Uma pesquisa desenvolvida pelo Centro Dom Helder Camara de Estudos e Ação Social (Cendhec), com apoio do Fundo Malala, buscou entender os efeitos das desigualdades de gênero na vida escolar de meninas. Realizada com 438 estudantes do ensino fundamental II das redes de ensino municipal público do Recife, Camaragibe e Igarassu, o levantamento compõe uma das ações do projeto Na Trilha da Educação. Gênero e Políticas Públicas para Meninas e mostrou que 94% das estudantes ouvidas querem que o tema da igualdade de gênero seja discutido nas escolas. 

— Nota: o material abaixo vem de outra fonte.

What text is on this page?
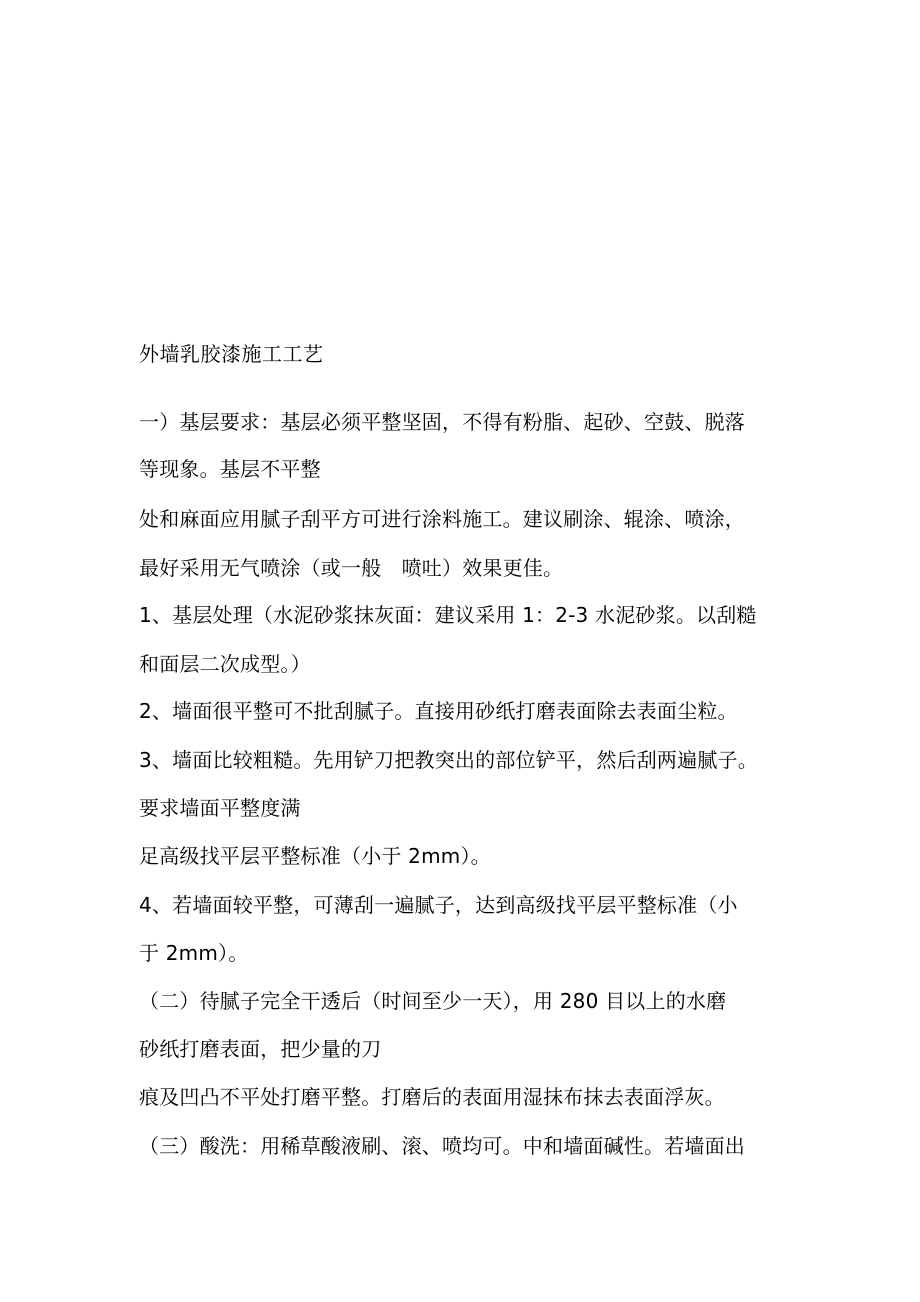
外墙乳胶漆施工工艺
一）基层要求：基层必须平整坚固，不得有粉脂、起砂、空鼓、脱落
等现象。基层不平整
处和麻面应用腻子刮平方可进行涂料施工。建议刷涂、辊涂、喷涂，
最好采用无气喷涂（或一般　喷吐）效果更佳。
1、基层处理（水泥砂浆抹灰面：建议采用 1：2-3 水泥砂浆。以刮糙
和面层二次成型。）
2、墙面很平整可不批刮腻子。直接用砂纸打磨表面除去表面尘粒。
3、墙面比较粗糙。先用铲刀把教突出的部位铲平，然后刮两遍腻子。
要求墙面平整度满
足高级找平层平整标准（小于 2mm）。
4、若墙面较平整，可薄刮一遍腻子，达到高级找平层平整标准（小
于 2mm）。
（二）待腻子完全干透后（时间至少一天），用 280 目以上的水磨
砂纸打磨表面，把少量的刀
痕及凹凸不平处打磨平整。打磨后的表面用湿抹布抹去表面浮灰。
（三）酸洗：用稀草酸液刷、滚、喷均可。中和墙面碱性。若墙面出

Racismo, assédio, LGBTQIA+fobia, trabalho doméstico e falta de incentivo para a prática de atividades esportivas são alguns dos problemas apontados pelas adolescentes. Os primeiros resultados da pesquisa, encabeçada pela entidade que há 33 anos trabalha na defesa e promoção de direitos humanos, serão apresentados e destrinchados durante o seminário “Meninas por uma Educação com Igualdade”, que acontece no dia 16 de novembro no auditório Dom Helder Camara, Bloco A, na Universidade Católica de Pernambuco. O encontro reúne educadoras/es; estudantes; representantes das secretarias municipais e gestões escolares das cidades parceiras do Cendhec. 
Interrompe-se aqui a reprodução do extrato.